Die Speicherung von Telefon-Verbindungsdaten auf Vorrat müsse strenger geregelt werden, urteilt der EU-Gerichtshof. In der Schweiz bereitet das Parlament anderes vor: Datenspeicherung soll von sechs Monaten auf ein ganzes Jahr verlängert werden.
BRÜSSEL. Ist unser aller Privatleben «Gegenstand einer ständigen Überwachung»? Dieses Gefühl könnte die Schweizer und die EU-Bürger durchaus beschleichen, findet der Gerichtshof der Europäischen Union in einem gestern gefällten Urteil.
Sowohl in der Schweiz als auch in der EU werden die Verbindungsdaten der Telefone und Computer der Bürger ständig aufgezeichnet. In der EU bleiben sie bis zu zwei Jahre gespeichert, «ohne dass der Teilnehmer oder der registrierte Benutzer darüber informiert wird», wie das oberste EU-Gericht festhält.
Gespeichert werden zum Beispiel Zeitpunkt, Dauer und die angewählte Nummer eines Gesprächs, nicht aber das Gespräch selbst. Bei Mobiltelefonen kommt meistens der ungefähre Standort des Geräts hinzu.
Die gespeicherten Daten stehen der Justiz zur Aufklärung von schweren Straftaten zur Verfügung.
Der Gerichtshof kommt nun zu einem klaren Schluss: Die entsprechende Direktive der EU verstösst gegen die Grundrechte-Charta und ist darum ungültig. Grundsätzlich sei es zwar zulässig, die Verbindungsdaten speichern zu lassen, um schwere Verbrechen aufzuklären, findet der Gerichtshof. Doch weil das ein schwerer Eingriff in die Grundrechte sei, verlangt das Gericht dafür höhere Hürden, etwa eine zeitliche Beschränkung der Speicherung, zwingende Überprüfungen durch Richter und ein Einschränken der Missbrauchsrisiken.
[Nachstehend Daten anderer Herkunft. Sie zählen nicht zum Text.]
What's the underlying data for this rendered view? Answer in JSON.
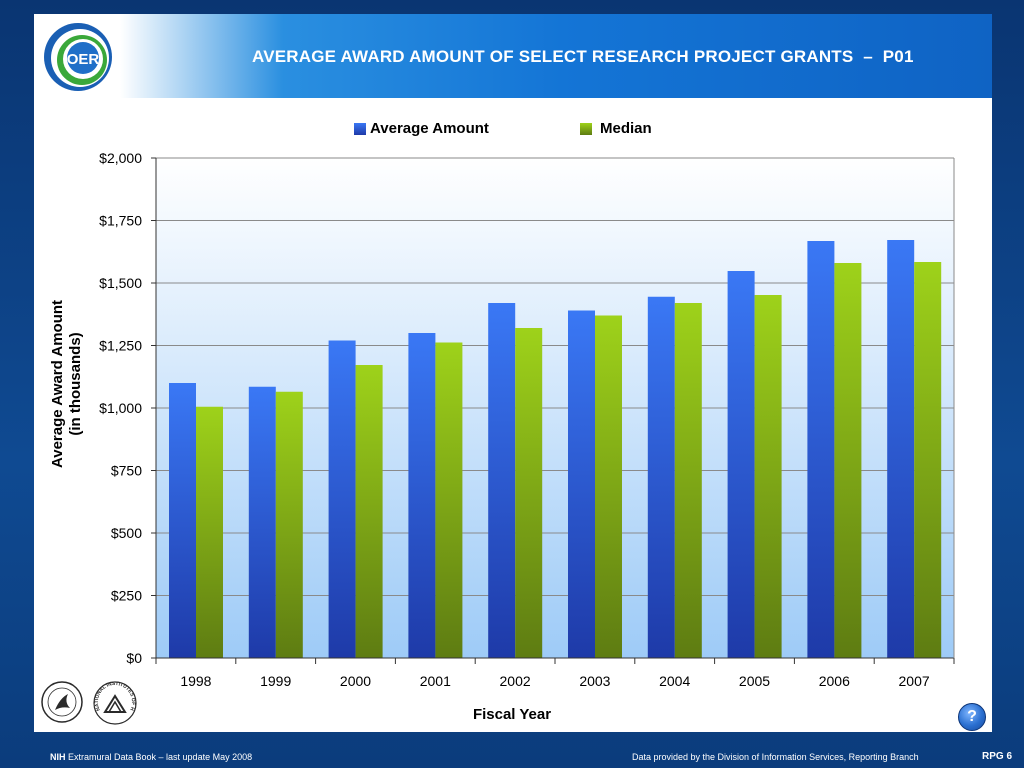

Der Urteilsspruch ändert vorerst nichts daran, dass in den EU-Staaten die Verbindungsdaten weiterhin gespeichert werden: Die EU-Direktive ist zwar ungültig, aber jedes Land hat zur Umsetzung ein eigenes Gesetz erlassen, das in Kraft bleibt. Im Umfeld der EU hält man eine Welle von Klagen in den verschiedenen Ländern für möglich, weil nationale Bürgerrechtsaktivisten die neue Ausgangslage testen könnten. Die EU-Kommission wird voraussichtlich versuchen, eine neue Vorlage zu schaffen, welche die Kritik des Gerichtshofs aufnimmt. Das dürfte allerdings erst nach den Wahlen geschehen und zu einer längeren Debatte führen.
Für die Schweiz hat der Rechtsspruch des Gerichtshofs keine rechtliche Wirkung. Politisch hingegen könnte er ein Signal sein. Der Bundesrat will mit der sogenannten Büpf-Vorlage die Verbindungsdaten nicht mehr wie bisher nur sechs Monate, sondern ein ganzes Jahr lang speichern lassen.
Der Zürcher FDP-Nationalrat und IT-Unternehmer Ruedi Noser, ein Gegner der Gesetzesrevision, sieht in dem Urteil EU-Unterstützung: «Damit sollte die Sache auch in der Schweiz vom Tisch sein», schrieb er gestern auf Twitter. Noser weiss aber, dass dies wohl ein frommer Wunsch ist: In der Frühlingssession hat der Ständerat die Ausweitung der Telefonüberwachung mit nur zwei Gegenstimmen – des Luzerners Georges Theiler und des Obwaldners Hans Hess – gutgeheissen.